The kids in the neighborhood, like my own, pick up on the vibrations of what people “should” do, and have learned well what is what, that “success” is something that is won, mostly, outside the home.

One afternoon, Oscar was telling a friend how I was often late for pick-up, and then in the next breath justified it slightly by noting that, after all, her father was sometimes late, too.

“Yes,” she said innocently, “but my father has a good reason. He has a very important job…”

When I laughed, and pointed out that I am, in fact, a writer (not that I should have to defend myself), she acquiesced with a sweet thoughtful nod.

“Yes,” she said. “You do have that column…”

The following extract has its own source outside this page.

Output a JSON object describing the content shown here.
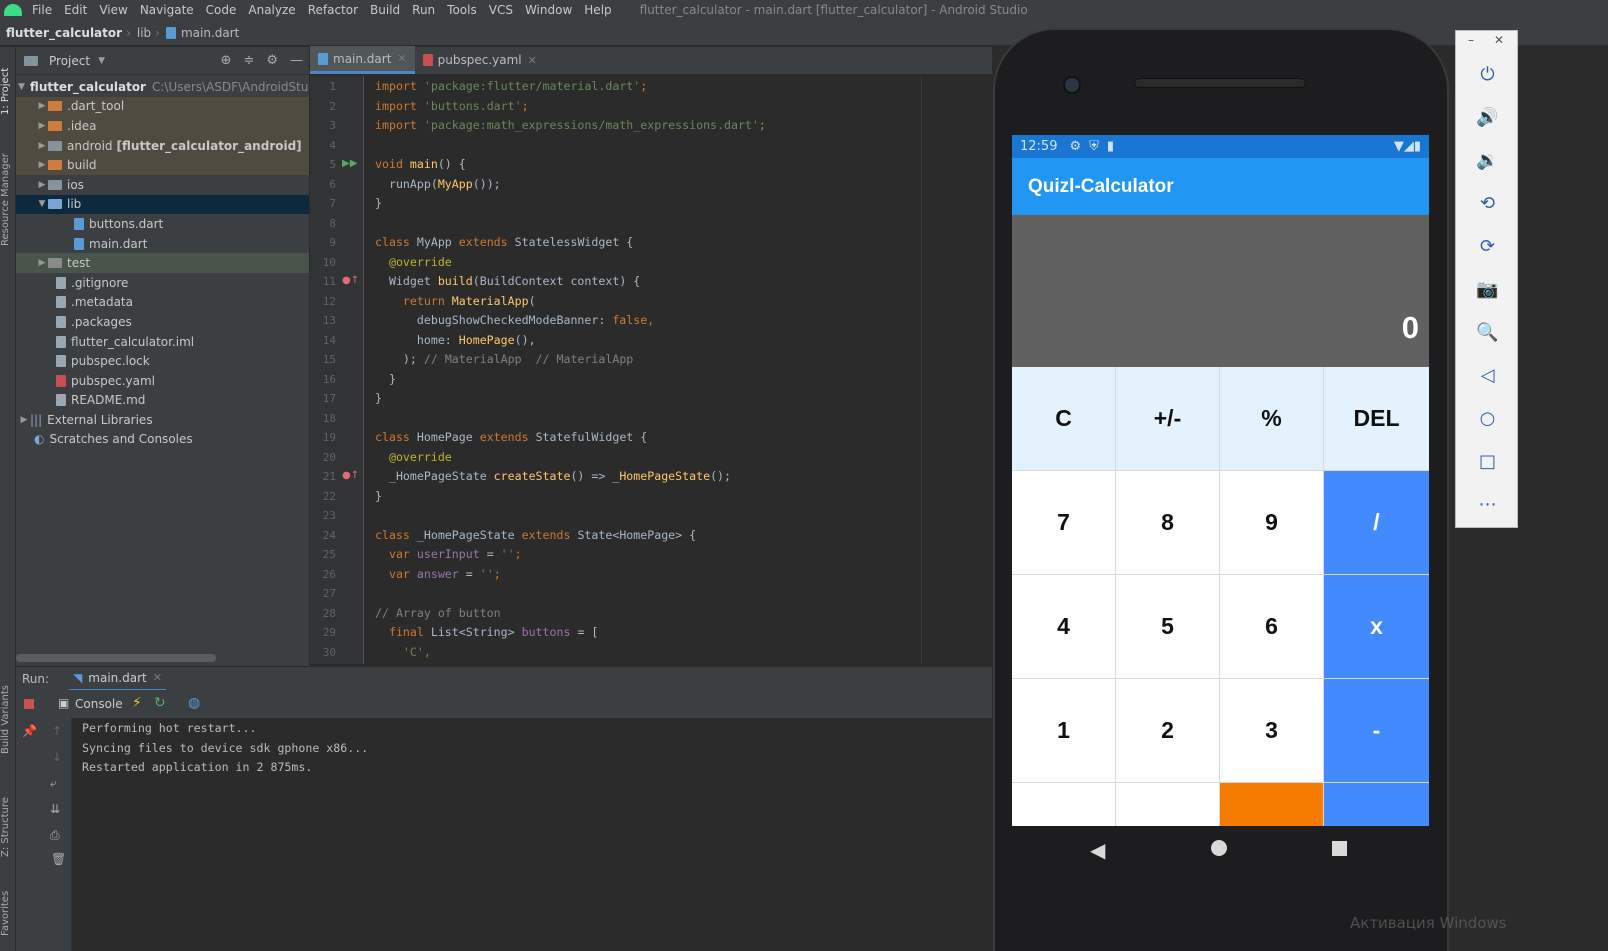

Kids just say the things the adults think but often don’t say, of course. Self-esteem in this day and age, probably like in the ages before it and almost surely after, is a hard thing to find. Will it be better if I ever actually publish a book? Would the kids and the other parents and I feel slightly better about my “doing nothing” if there was something more solid to show for it? But what if the book sucks, never makes it on to the NY Times bestseller list like so many of my neighbors have? What if my first book is great, and I never write another? Where does the pressure and self-judgment end?

There is a balance, and I am fortunate enough to have the time and money to try to find it. But it ain’t easy. I call Big G sometimes in the middle of the day just to list off a few things I have done, to get his proverbial pat on the head.

I texted him the other day after I’d lamented about the task of going out in the rain to move the car.

“I did it!” I said after pushing myself to simply walk out of the house and spend 10 minutes to find a parking space.

If only I could focus on the list of things I do instead of those I haven’t done. If only. I need to start so that my kids will be less hard on themselves in their own lives, so that they too might see the value in something less than someone else’s idea of “doing something.”